Que serons-nous? Cette question, en apparence insoluble – du moins dans le détail – se retrouve au coeur de la prochaine saison du Centre du Théâtre d’Aujourd’hui (CTDA), dont la programmation a été dévoilée récemment. Rencontre avec le directeur artistique des lieux, Sylvain Bélanger.
Le « devenir » occupe donc le centre, le point nodal de ces 11 spectacles qui seront présentés tout au long de la saison 2023-2034, indique M. Bélanger au bout du fil.
« C’est une question fondamentale à laquelle il est difficile de répondre, parce que c’est quelque chose qui est en train de se passer en direct, nous n’avons pas le recul… Et nous aimons mieux définir, dans la vie », explique-t-il.

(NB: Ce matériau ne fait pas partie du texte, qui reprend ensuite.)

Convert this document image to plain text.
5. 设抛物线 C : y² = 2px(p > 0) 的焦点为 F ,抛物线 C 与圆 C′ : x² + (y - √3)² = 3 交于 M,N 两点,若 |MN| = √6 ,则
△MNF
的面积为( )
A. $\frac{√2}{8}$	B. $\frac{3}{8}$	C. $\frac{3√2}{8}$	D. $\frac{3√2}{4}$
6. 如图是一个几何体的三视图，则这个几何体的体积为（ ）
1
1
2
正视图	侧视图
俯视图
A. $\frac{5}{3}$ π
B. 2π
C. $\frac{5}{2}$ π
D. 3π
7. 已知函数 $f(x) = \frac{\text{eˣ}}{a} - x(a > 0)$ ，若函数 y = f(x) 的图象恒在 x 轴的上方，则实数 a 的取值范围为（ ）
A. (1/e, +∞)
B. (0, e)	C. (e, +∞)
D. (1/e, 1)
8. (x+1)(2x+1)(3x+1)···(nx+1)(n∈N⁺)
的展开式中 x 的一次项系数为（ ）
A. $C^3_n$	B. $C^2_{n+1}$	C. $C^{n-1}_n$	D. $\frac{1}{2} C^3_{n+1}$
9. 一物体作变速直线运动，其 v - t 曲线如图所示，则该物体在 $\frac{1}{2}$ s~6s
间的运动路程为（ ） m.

« On aime mieux soit régler une définition de nous-mêmes, ou aspirer à une définition de nous-mêmes; peut-être sommes-nous ni l’un, ni l’autre, finalement! Évidemment que là-dedans, il y a de l’insécurité, mais ce que j’ai surtout découvert dans les histoires [qui seront présentées au CTDA], c’est énormément de courage. »
M. Bélanger situe ainsi ces nouvelles pièces dans le contexte de la pandémie, avec « cette volonté de sortir de la solitude et des chambres d’écho » créées par l’isolement lié à la COVID-19 et aux mesures sanitaires.
« J’ai senti des artistes qui avaient envie de faire des choix, un désir de rompre, de casser – j’ai senti de l’indiscipline, comme une forme de [rébellion], une envie de brasser, de crier, mais surtout d’effectuer des choix déterminants. C’est comme si les gens avaient eu le temps de prendre des décisions éclairées, décisions qu’ils avaient envie de prendre depuis longtemps », ajoute-t-il.
« Quand nous nous sommes rendu compte de cela, en fabriquant la saison qui allait venir, nous avons resserré le tout autour de la question des devenirs », poursuit M. Bélanger.
D’ailleurs, ce dernier signe, en compagnie de Sophie Cadieux, la première pièce de la prochaine saison, Les mutant.es, une oeuvre où le coeur éditorial de la chose tourne justement autour de la question des devenirs, avec ces anciens étudiants qui se retrouvent, de nombreuses années après voir terminé l’école.
Parler de ce qui se passe ici et maintenant
Qu’il s’agisse des questions des relations entre les générations, de l’exploration des questions de genre, ou encore des différences en matière d’origine, de valeurs et de vision du monde, la programmation 2023-2024 vise large, et laisse toute la place à ces enjeux contemporains.
Sylvain Bélanger le reconnaît, d’ailleurs : le milieu théâtral a, pendant un temps, été « tellement en retard » sur les questions de la diversité lorsque venait le temps de présenter des pièces sur les planches. « J’ai vécu les 18 premières années de ma vie dans un monde multiethnique qui n’a pas suivi dans mon milieu lorsque j’ai commencé à faire ce métier-là. Moi-même, j’ai senti le fossé entre mon milieu et le Québec, ou même Montréal, ce que la métropole était en train de devenir », mentionne-t-il.
« Quand on a ça sur scène, on a un grand pouvoir de représenter, alors c’est certain que c’est apparent. Et donc, peut-être qu’on peut se dire « oh mon dieu, il y a deux paroles féminines noires au Théâtre d’Aujourd’hui… est-ce que c’est un statement? ». Mais moi, c’est plus une histoire en continu que j’ai envie d’écrire, par rapport à ça, plutôt que de faire un coup de pub. »
C’est sûr que dans un théâtre dit d’aujourd’hui, j’ai volontairement envie de voir sur scène ce que je vois dans le métro. Et d’entendre sur scène de nouvelles langues qui sont fortement influencées dans d’autres cultures.
-Sylvain Bélanger, directeur artistique du CTDA
« Oui, cela peut avoir l’air d’une cassure, de quelque chose de spectaculaire; moi, ce qui me passionne, c’est de faire des liens dans les trajectoires théâtrales qui nous viennent d’ailleurs. »
Voilà donc le rendez-vous, ou plutôt les rendez-vous auxquels le CTDA convie les spectateurs. Histoire, indique-t-on, de réaffirmer le vocable « d’Aujourd’hui » qui fait partie intégrante de son nom.